Job Recruitment Website - Zhaopincom - Python crawl

Python crawl

1, basic principle of web crawler

The traditional crawler starts with the URL of one or several initial web pages and obtains the URL on the initial web pages. In the process of crawling web pages, it constantly extracts new URLs from the current page and puts them in the queue until the system meets certain requirements.

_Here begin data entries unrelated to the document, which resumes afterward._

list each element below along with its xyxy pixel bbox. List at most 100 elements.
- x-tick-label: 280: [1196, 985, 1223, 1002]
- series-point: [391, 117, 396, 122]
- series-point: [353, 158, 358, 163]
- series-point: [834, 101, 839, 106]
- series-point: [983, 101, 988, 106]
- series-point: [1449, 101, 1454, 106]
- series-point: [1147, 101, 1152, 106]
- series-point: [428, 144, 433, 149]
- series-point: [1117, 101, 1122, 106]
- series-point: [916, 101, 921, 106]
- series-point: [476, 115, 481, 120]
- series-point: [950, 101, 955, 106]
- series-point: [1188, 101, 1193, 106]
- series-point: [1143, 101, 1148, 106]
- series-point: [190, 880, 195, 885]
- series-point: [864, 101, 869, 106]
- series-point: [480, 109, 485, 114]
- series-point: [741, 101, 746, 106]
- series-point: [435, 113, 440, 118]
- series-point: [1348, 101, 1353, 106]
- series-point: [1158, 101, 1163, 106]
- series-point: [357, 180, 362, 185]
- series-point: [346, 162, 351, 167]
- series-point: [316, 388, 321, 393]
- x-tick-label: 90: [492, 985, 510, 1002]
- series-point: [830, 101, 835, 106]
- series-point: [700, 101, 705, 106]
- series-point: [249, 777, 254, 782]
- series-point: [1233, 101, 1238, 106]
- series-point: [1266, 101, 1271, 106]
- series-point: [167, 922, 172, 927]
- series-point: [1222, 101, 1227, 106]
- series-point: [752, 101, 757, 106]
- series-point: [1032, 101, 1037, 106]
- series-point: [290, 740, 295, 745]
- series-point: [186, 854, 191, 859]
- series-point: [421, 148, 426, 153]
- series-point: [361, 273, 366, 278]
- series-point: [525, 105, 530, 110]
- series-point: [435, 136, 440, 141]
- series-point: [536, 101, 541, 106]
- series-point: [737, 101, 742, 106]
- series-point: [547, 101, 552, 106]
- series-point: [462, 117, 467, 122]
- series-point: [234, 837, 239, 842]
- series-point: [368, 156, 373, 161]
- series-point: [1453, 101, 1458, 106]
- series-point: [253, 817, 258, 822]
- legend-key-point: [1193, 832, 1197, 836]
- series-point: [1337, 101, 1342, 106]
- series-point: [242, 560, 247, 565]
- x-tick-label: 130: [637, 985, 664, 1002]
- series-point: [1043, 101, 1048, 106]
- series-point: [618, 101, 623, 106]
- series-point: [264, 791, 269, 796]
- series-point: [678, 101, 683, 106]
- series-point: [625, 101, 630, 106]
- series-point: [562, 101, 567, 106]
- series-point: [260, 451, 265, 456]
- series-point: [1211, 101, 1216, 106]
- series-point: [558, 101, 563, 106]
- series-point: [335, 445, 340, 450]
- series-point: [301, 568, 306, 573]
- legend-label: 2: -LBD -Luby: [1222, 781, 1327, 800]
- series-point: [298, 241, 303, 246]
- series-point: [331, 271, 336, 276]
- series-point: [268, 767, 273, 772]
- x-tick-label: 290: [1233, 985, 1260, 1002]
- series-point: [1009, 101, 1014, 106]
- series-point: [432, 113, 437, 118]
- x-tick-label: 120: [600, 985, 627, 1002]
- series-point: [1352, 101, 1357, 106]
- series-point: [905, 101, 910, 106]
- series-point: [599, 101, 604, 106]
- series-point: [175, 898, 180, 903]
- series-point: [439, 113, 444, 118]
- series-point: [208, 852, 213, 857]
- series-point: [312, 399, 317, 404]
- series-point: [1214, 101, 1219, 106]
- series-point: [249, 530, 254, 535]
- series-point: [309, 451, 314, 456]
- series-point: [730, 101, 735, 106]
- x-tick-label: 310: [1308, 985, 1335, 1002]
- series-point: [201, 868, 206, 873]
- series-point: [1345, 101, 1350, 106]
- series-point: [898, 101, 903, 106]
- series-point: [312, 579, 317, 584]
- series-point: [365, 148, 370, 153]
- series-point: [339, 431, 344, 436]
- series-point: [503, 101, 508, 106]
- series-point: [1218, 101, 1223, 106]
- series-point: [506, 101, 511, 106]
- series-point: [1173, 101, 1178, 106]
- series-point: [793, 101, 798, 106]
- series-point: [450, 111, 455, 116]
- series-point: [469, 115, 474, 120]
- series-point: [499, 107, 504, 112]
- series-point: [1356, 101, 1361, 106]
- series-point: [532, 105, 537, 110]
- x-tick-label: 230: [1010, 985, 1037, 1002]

Stop condition. The workflow of focused crawler is complex, so it is necessary to filter out links irrelevant to the topic according to certain web page analysis algorithm, keep useful links and put them in URL queue for crawling. Then, it will take root and sprout

According to a certain search strategy, the URL of the next page to be crawled is selected from the queue, and the above process is repeated until a certain condition of the system is reached.

2. Basic design concept

As you said, first go to the Weibo login page to simulate login, grab the page, find out all the URLs from the page, select the text descriptions of the URLs that meet the requirements, simulate clicking on these URLs, and repeat the above-mentioned crawling actions until you meet the requirements and exit.

3. Existing projects

There is a project on the google project website called sinawler, which is a special Sina Weibo crawler to grab Weibo content. You can't go online, you know. However, you can check Baidu's "Sina Weibo Crawler Written in python (see New Weibo for the current login method)", and you can find the reference source code, which is written in python2. If you write in python3, you can actually use urllib.request to simulate and build a browser with cookies, which saves the processing of cookies and makes the code shorter.

4. In addition,

Look at the Baidu Encyclopedia of Web Crawlers, which contains many in-depth contents, such as algorithm analysis and strategy system, which will be of great help and theoretically improve the technical level of the code.